Electron microscopic and flow cytometric analyses of pexiganan-treated Leishmania lines. Wild type, KO and KO + 63 lines were treated with pexiganan (12.5 μM, 2 h at 25°C) and analysed for membrane disruption with scanning (left and middle panels) and transmission (right) electron microscopy. The KO line had extensive disruption of the internal membranes when treated with peptide despite a relatively intact external membrane. Peptide treatment did not lead to disruption of the internal or external membrane systems of the lines expressing leishmanolysin. Pexiganan-treated lines were analysed by flow cytometry (rightmost panels) to determine changes in the relative size or granularity of cells. The solid arrow denotes cell populations of normal cell size and granularity seen in all cell types. White arrows denote cell populations, in the treated KO line, which show a downward shift in forward scatter indicative of smaller cell size consistent with apoptosis. The results shown are a representative of three experiments which revealed similar results.

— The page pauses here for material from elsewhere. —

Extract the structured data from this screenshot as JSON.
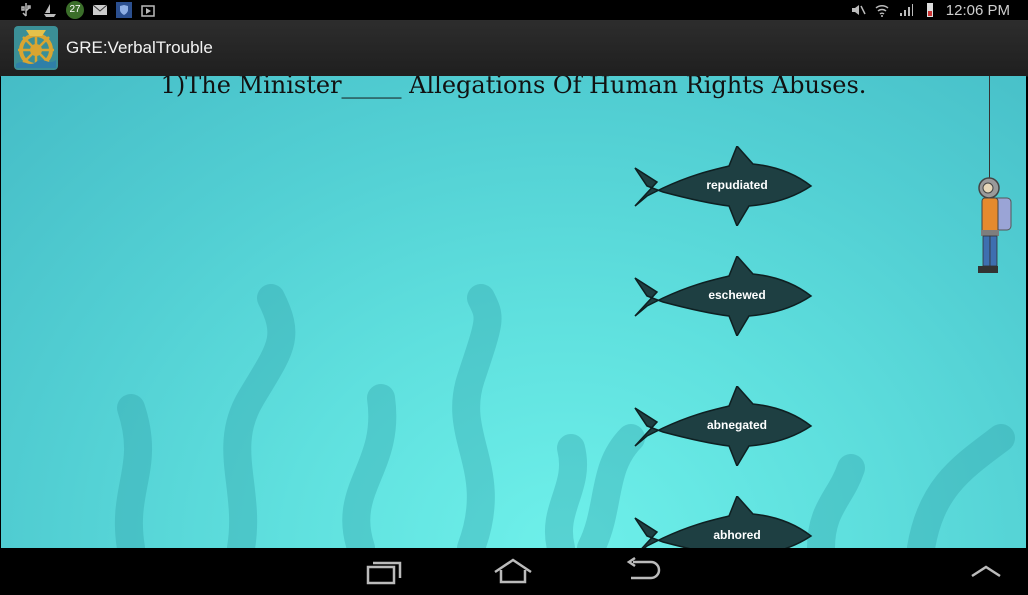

We measured the effect of pexiganan on the mitochondrial membrane potential of the cell lines using rhodamine 123 (Divo et al., 1993; Guerrero et al., 2004). Flow cytometric analysis of rhodamine 123 staining of pexiganan-treated KO cells demonstrated a dose-dependent breakdown of potential indicated by a decrease in fluorescence (Fig. 5A, and Supplementary material, Fig. S3). In contrast, the mitochondrial membrane potential of peptide-treated wild type and KO + 63 cells remained intact under the same conditions. A minor proportion of cells of the KO + 63-line showed a decrease in mitochondrial membrane potential at the highest level of pexiganan (see Supplementary material) consistent with both the cell size and viability data of this line with high-dose pexiganan. All cell lines treated with the mitochondrial poison FCCP, had a decrease in fluorescence (as indicated in Fig. 5A). Interestingly there was a marked decrease in fluorescence in pexiganan-treated KO-cells than those treated with FCCP suggesting that the peptide is more potent than FCCP in causing mitochondrial dysfunction.

Figure 5.

Breakdown of mitochondrial membrane potential and annexin-V and propidium iodide staining of leishmanolysin-deficient Leishmania treated with pexiganan.
A. Pexiganan-treated cell lines were analysed for alterations in mitochondrial membrane potential using flow cytometry to measure increasing fluorescence after incubation with rhodamine 123. This dye selectively fluoresces in cells with functional mitochondria. The Wt and KO + 63 lines showed a high accumulation of the dye intracellularly whereas the KO had diminished accumulation of the dye under the same conditions indicative of a breakdown of the mitochondrial membrane potential which was similar to cells treated with 7.5 μM of the protonophore carbonyl cyanide p-trifluoromethoxy-phenylhydrazone (FCCP, as indicated).
B. Untreated and pexiganan-treated lines (as indicated) were stained with both annexin-V-FITC (measured in the horizontal axis) and propidium iodide (PI) (in the vertical axis) followed by flow cytometric analysis. Dually stained cells appear in the upper right quadrant and are seen predominantly in the pexiganan-treated KO line. The majority of control cells of each line incubated in buffer alone did not stain. Indicated in the upper right quadrant is the percentage of the total cell population that stain with both PI and annexin-V. Shown are representative experiments of at least three experiments with gave similar results.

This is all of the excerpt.